Find repeated words in a text
With GNU grep:
echo 'Hi! Hi, same word twice twice, as as here here! ! ,123 123 need' | grep -Eo '(\b.+) \1\b'
Output:
twice twice as as here here 123 123
Options:
-E
: Interpret (\b.+) \1\b
as an extended regular expression.
-o
: Print only the matched (non-empty) parts of a matching line, with each such part on a separate output line.
Regex:
\b
: Is a zero-width word boundary.
.+
: Matches one or more characters.
\1
: The parentheses ()
mark a capturing group and \1
means use here the value from first capturing group.
Reference: The Stack Overflow Regular Expressions FAQ
It sounds like something like this is what you want (using any awk in any shell on every UNIX box):
$ cat tst.awk
BEGIN { RS=""; ORS="\n\n" }
{
head = prev = ""
tail = $0
while ( match(tail,/[[:alpha:]]+/) ) {
word = substr(tail,RSTART,RLENGTH)
head = head substr(tail,1,RSTART-1) (word == prev ? "" : word)

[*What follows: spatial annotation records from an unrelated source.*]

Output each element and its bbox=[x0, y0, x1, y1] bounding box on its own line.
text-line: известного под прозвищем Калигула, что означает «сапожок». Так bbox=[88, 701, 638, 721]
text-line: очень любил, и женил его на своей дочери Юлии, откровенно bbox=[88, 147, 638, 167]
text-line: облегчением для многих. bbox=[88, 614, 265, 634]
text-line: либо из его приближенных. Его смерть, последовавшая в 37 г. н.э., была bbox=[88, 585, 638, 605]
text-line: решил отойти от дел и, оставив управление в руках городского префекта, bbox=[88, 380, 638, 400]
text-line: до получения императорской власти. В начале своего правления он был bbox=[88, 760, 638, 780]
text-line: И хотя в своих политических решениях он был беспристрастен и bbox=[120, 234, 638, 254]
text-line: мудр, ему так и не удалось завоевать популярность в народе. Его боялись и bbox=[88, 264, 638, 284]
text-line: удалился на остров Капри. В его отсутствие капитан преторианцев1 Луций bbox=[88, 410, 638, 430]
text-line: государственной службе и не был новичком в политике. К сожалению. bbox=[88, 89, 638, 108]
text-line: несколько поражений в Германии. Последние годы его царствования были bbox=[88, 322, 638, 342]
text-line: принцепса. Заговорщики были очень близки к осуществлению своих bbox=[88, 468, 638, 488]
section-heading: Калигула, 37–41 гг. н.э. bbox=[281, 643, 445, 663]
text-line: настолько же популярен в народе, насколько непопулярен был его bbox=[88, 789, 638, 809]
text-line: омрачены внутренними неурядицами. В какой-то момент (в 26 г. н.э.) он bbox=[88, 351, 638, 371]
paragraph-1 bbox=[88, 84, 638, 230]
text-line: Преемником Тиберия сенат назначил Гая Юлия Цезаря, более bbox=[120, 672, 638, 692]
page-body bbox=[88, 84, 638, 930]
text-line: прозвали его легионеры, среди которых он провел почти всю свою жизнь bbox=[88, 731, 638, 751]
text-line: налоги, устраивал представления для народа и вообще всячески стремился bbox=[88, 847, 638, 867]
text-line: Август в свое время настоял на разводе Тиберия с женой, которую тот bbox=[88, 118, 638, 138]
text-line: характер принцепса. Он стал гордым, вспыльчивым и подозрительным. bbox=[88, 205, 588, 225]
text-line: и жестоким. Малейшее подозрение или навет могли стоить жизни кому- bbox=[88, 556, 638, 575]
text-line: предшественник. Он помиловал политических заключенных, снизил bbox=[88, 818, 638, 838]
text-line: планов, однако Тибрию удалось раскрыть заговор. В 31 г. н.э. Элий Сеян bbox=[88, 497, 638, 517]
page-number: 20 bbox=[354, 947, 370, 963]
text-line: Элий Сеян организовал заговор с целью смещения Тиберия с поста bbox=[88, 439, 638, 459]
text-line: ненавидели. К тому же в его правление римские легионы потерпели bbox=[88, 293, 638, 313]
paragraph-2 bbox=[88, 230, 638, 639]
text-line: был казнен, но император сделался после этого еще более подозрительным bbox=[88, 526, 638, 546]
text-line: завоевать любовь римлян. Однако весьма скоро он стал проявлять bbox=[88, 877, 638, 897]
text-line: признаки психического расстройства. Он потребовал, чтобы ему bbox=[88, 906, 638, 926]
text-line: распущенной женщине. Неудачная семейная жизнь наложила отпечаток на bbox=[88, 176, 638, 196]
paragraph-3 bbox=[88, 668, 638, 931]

tail = substr(tail,RSTART+RLENGTH)
prev = word
}
print head tail
}
$ cat file
the quick quick brown
fox jumped jumped
jumped over the lazy
lazy dogs back
$ awk -f tst.awk file
the quick brown
fox jumped
over the lazy
dogs back
but please ask a new question with more truly representative sample input and expected output including punctuation, differences in capitalization, multiple paragraphs, duplicated words at the start/end of sentences and various other non-trivial cases are shown.